I'm looking for a general algorithm/approach that does not assume anything about the entries of the matrix.
Best Answer
If you are interested In an algorithmic solution I suggest the use of linear optimization.
For example, say we have a system of equations: $$A\cdot x = 0$$ and we wish to check if $x_i$ always vanishes. First fix a vector $c_j = \delta_{i,j}$. Now, build the block matrix:
$$A' = \begin{pmatrix} A \\ -A \end{pmatrix}$$
From this construct the following linear optimization problem:
$$ \text{find a vector } x \text{ s.t.} \\ c^T \cdot x \text{ is maximal and} \\ A' \cdot x \leq 0 \\ x \geq 0 $$
Now, apply any solver to this problem (there are many with polynomial complexity). If the resulting vector has $x_i = 0$ then $x_i$ must always vanish.
proof of correctness
First, I'll show that this algorithm indeed gives a positive valued solution to $Ax = 0$. The condition $x \geq 0$ is directly enforced, so there is nothing to prove here. Indeed:
$$A' \cdot x \leq 0 \iff \\ \begin{pmatrix} A \\ -A \end{pmatrix} \cdot x \leq 0 \iff \\ \begin{pmatrix} A\cdot x \\ -A\cdot x \end{pmatrix} \leq 0 \iff \\ Ax \leq 0 \land -Ax \leq 0 \iff Ax = 0$$
And thus any output of the algorithm is a valid positive valued solution.
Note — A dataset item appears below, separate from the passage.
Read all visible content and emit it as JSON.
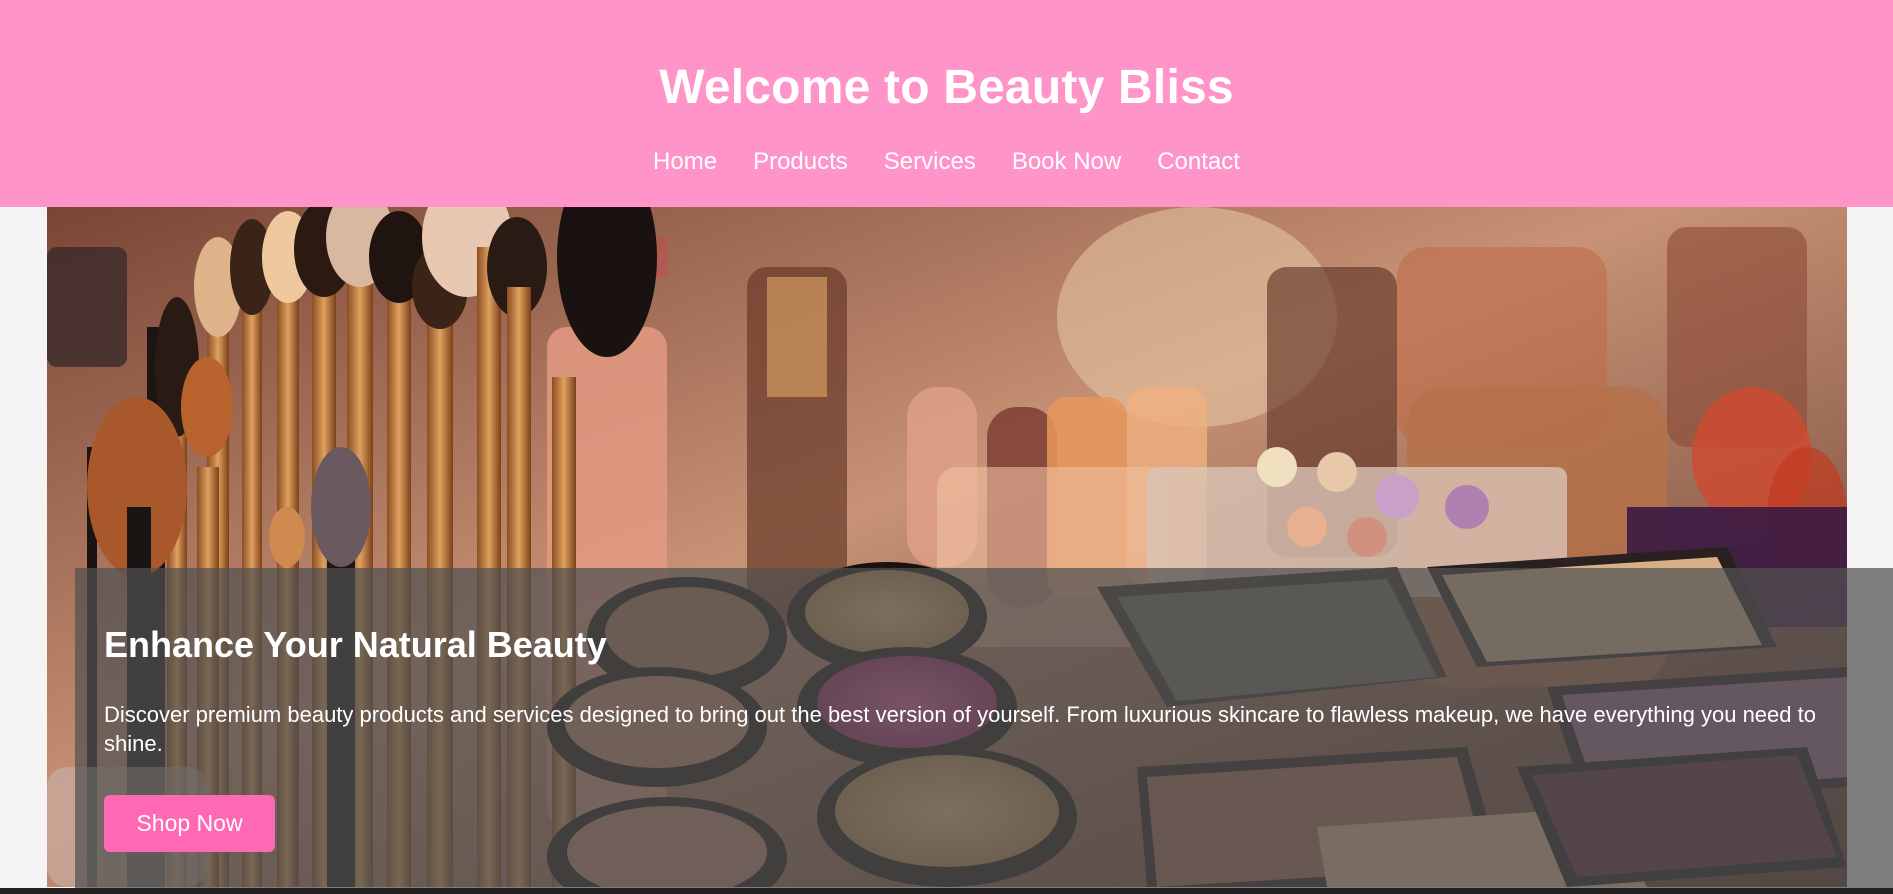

Now I will prove that this actually solves the problem. Notice we are optimizing $c^T \cdot x$ or in other words we are optimizing for $x_i$. Thus, the output of the function will be the solution with largest possible $x_i$. Therefor if we get $x_i = 0$ any other positive valued solution will have $0 \leq x_i \leq 0$. Of course, if we get $x_i > 0$ obviously $x_i$ doesn't always vanish.